I. God takes envy very seriously.
We see this in Numbers 12: God had chosen three members of one family—two brothers and a sister—to lead His people, Israel, out of Egypt to the Promised Land. At the outset, Miriam, Moses and Aaron worked closely together as a team, but after a time in the wilderness, Miriam and Aaron began to criticize their brother Moses:
At first they cared about his having married an Ethiopian woman (Numbers 12:1).
Then they turned to a different topic: “Has the Lord indeed spoken only through Moses? Has He not spoken through us also?” (Numbers 12:2).
Because Moses was too humble to deal with them, God took matters in hand and confronted them about their unacceptable envy of their brother.
Here are people in leadership.

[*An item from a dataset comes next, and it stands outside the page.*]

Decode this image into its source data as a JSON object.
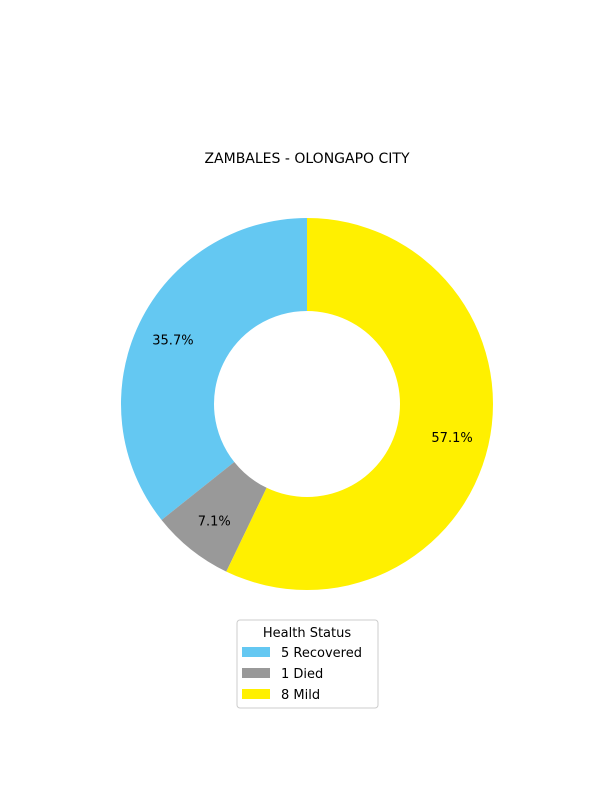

One is used more of God than the others. Clearly Moses did not provoke this incident. What went on in Aaron and Miriam that caused them to do this?
II. Why do you think God acted in such a dramatic way when this envy arose among His people?
Because of what it does to relationships.
It causes us to be critical of the person we envy, but in other areas.
Someone close to us has just a slight edge of advantage over us, and we want to cut that person down a notch or two with our carping or gossip or malice. Look at how Aaron and Miriam criticized Moses for his Ethiopian wife. If I envy you for your intelligence, I may not turn around and say, “She’s stupid.” Instead, I may say, “She has bad table manners.”